Sunday, January 17, 2010

MongoDB

Gloria Jacobs told me about MongoDB at PyOhio, but I was too busy conference-chairing to see her talk, and time has flown by. Her enthusiasm prompted me to see Mike Dirolf's MongoDB talk at CodeMash, though, and wow. Thanks, Gloria and Mike! I like it, I really like it!

My frustrating experience with BigTable had given me a "Bah, humbug!" attitude toward the NoSQL fad, but it really looks like MongoDB is the cure for that. It surrenders much less query capability than the other NoSQL contenders do. The simplest of those are useful only if you already have the key for your desired record in hand, and BigTable's limitations make it feel only moderately better to me. But MongoDB's query capabilities are really rich, good enough for many (though of course not all) real query needs.

Now, don't get me wrong; there are a *whole lot* of tasks for which an RDMBS is still very much the answer. When you need transactions, or child items that aren't tucked neatly under single parents, or complex queries - and how often do you really *know* that you'll never need complex queries? - it's safer to use an RDMBS.

I think that, when the database is an enduring construct, important in itself - when multiple applications may be written against it, and new applications yet unforeseen may appear in the future - then a good RDBMS is the only way to go.
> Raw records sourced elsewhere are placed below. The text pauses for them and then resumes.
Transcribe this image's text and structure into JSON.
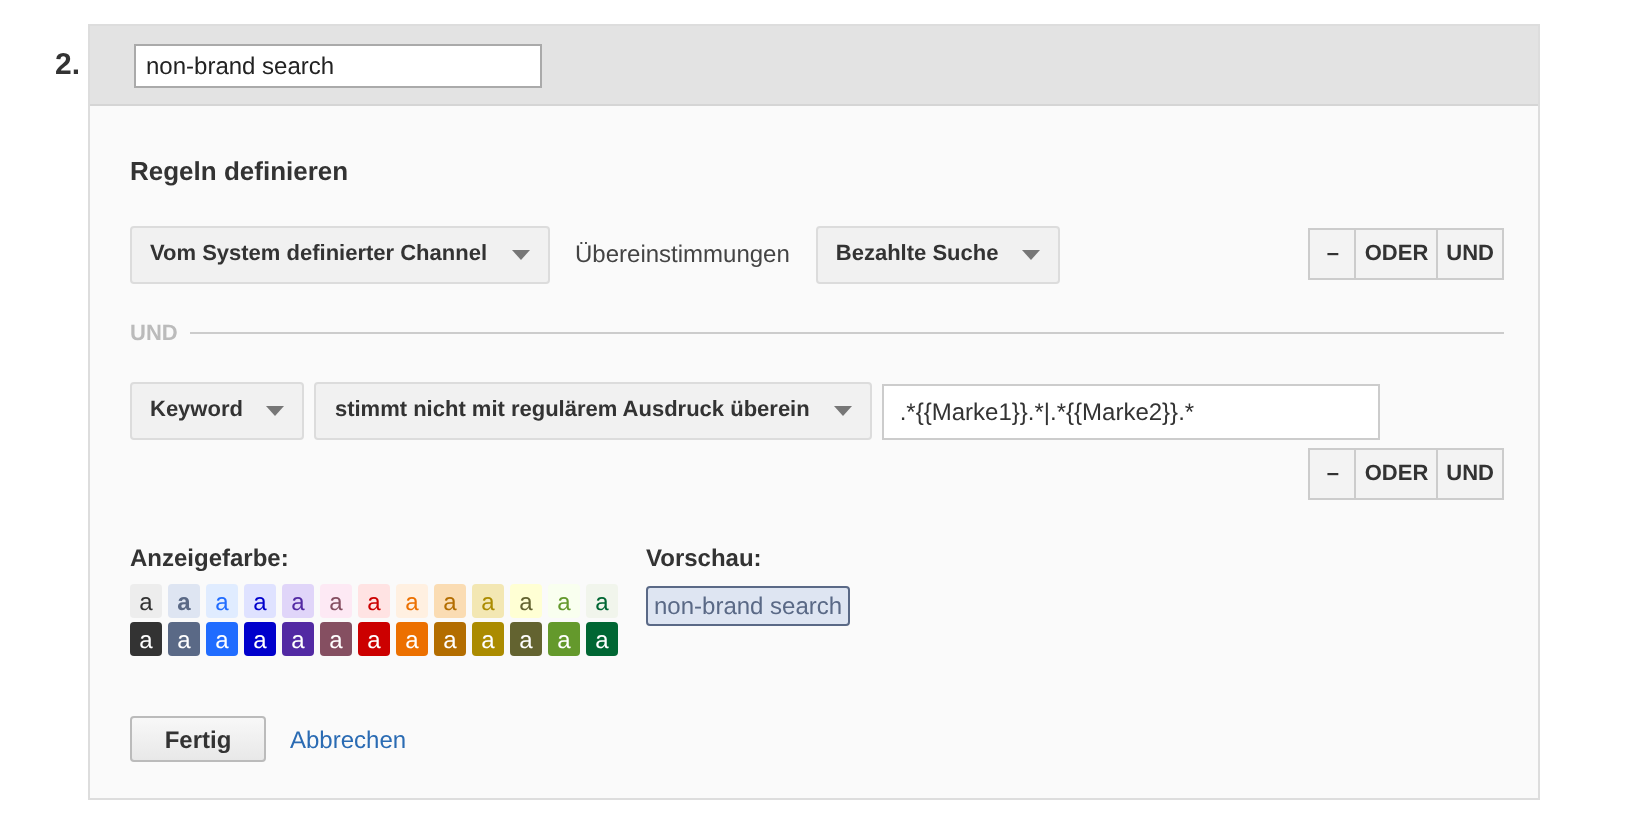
{
  "step_number": "2.",
  "name_field": {
    "value": "non-brand search"
  },
  "rules": {
    "title": "Regeln definieren",
    "conditions": [
      {
        "dimension": "Vom System definierter Channel",
        "operator": {
          "kind": "text",
          "text": "Übereinstimmungen"
        },
        "value": {
          "kind": "select",
          "text": "Bezahlte Suche"
        },
        "buttons": [
          "–",
          "ODER",
          "UND"
        ]
      },
      {
        "dimension": "Keyword",
        "operator": {
          "kind": "select",
          "text": "stimmt nicht mit regulärem Ausdruck überein"
        },
        "value": {
          "kind": "input",
          "text": ".*{{Marke1}}.*|.*{{Marke2}}.*"
        },
        "buttons": [
          "–",
          "ODER",
          "UND"
        ]
      }
    ],
    "separator": "UND"
  },
  "color_label": "Anzeigefarbe:",
  "swatches": [
    {
      "letter": "a",
      "kind": "light",
      "color": "#ededed",
      "selected": false
    },
    {
      "letter": "a",
      "kind": "light",
      "color": "#dee5f2",
      "selected": true
    },
    {
      "letter": "a",
      "kind": "light",
      "color": "#e0ecff",
      "selected": false
    },
    {
      "letter": "a",
      "kind": "light",
      "color": "#dfe2ff",
      "selected": false
    },
    {
      "letter": "a",
      "kind": "light",
      "color": "#e0d5f9",
      "selected": false
    },
    {
      "letter": "a",
      "kind": "light",
      "color": "#fde9f4",
      "selected": false
    },
    {
      "letter": "a",
      "kind": "light",
      "color": "#ffe3e3",
      "selected": false
    },
    {
      "letter": "a",
      "kind": "light",
      "color": "#fff0e1",
      "selected": false
    },
    {
      "letter": "a",
      "kind": "light",
      "color": "#fadcb3",
      "selected": false
    },
    {
      "letter": "a",
      "kind": "light",
      "color": "#f3e7b3",
      "selected": false
    },
    {
      "letter": "a",
      "kind": "light",
      "color": "#ffffd4",
      "selected": false
    },
    {
      "letter": "a",
      "kind": "light",
      "color": "#f9ffef",
      "selected": false
    },
    {
      "letter": "a",
      "kind": "light",
      "color": "#f1f5ec",
      "selected": false
    },
    {
      "letter": "a",
      "kind": "dark",
      "color": "#333333",
      "selected": false
    },
    {
      "letter": "a",
      "kind": "dark",
      "color": "#5a6986",
      "selected": false
    },
    {
      "letter": "a",
      "kind": "dark",
      "color": "#206cff",
      "selected": false
    },
    {
      "letter": "a",
      "kind": "dark",
      "color": "#0000cc",
      "selected": false
    },
    {
      "letter": "a",
      "kind": "dark",
      "color": "#5229a3",
      "selected": false
    },
    {
      "letter": "a",
      "kind": "dark",
      "color": "#854f61",
      "selected": false
    },
    {
      "letter": "a",
      "kind": "dark",
      "color": "#cc0000",
      "selected": false
    },
    {
      "letter": "a",
      "kind": "dark",
      "color": "#ec7000",
      "selected": false
    },
    {
      "letter": "a",
      "kind": "dark",
      "color": "#b36d00",
      "selected": false
    },
    {
      "letter": "a",
      "kind": "dark",
      "color": "#ab8b00",
      "selected": false
    },
    {
      "letter": "a",
      "kind": "dark",
      "color": "#636330",
      "selected": false
    },
    {
      "letter": "a",
      "kind": "dark",
      "color": "#64992c",
      "selected": false
    },
    {
      "letter": "a",
      "kind": "dark",
      "color": "#006633",
      "selected": false
    }
  ],
  "preview_label": "Vorschau:",
  "preview_text": "non-brand search",
  "buttons": {
    "done": "Fertig",
    "cancel": "Abbrechen"
  }
}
In such cases, it's just impossible to safely predict what you'll need to do with the data one day, so you need database software that can do virtually anything.

But when the database will play a supporting role to a single, well-defined application, and will not outlive the application. then a non-relational database could be very convenient, and MongoDB looks to me like a fantastic choice.

Let's call this Devlin's Doggy Directive of Databases:
If the application is the dog, and the database is the tail, consider a non-relational database.
If the database is the dog, and the application is the tail, stick with a relational database.
If you doubt that I'm qualified to go naming rules of thumb after myself, let me remind you that have ten years of relational database experience, a sparse smattering of non-relational experience along the way, and that my parents owned a boarding kennel when I was young.

2 comments:

Unknown said...

Good post and I really like your ROT, although I might be a little more extreme:

If the application is the dog, and the data is the tail, consider a non-relational database.
If the data is the dog, and the application is the tail, stick with a relational database.

schmichael said...

Good post, but I use MongoDB because the database of my application is the tail.

RDBMSes are great at querying complexly related data, but all I want to store is user profiles and a few other small bits of data.

PyMongo is thread-safe, has it's own thread pooling, and it's API is incredibly intuitive and easy to use. The amount of code between me & the database is tiny compared to using an ORM on top of a RDBMS.

The amount of boiler plate code needed to use PyMongo is so small it barely needs wrapping:


import pymongo
db = pymongo.Connection()[database_name]
user = db.users.find_one({'username':username})
# user is now a nice dict containing everything
# from complex permissions to first & last name


RDBMSes are great if you have highly relational data and complex or dynamic querying, but I hope the idea that they should be the default option for new applications dies off. It's like everyone driving an SUV even if all they need is moped.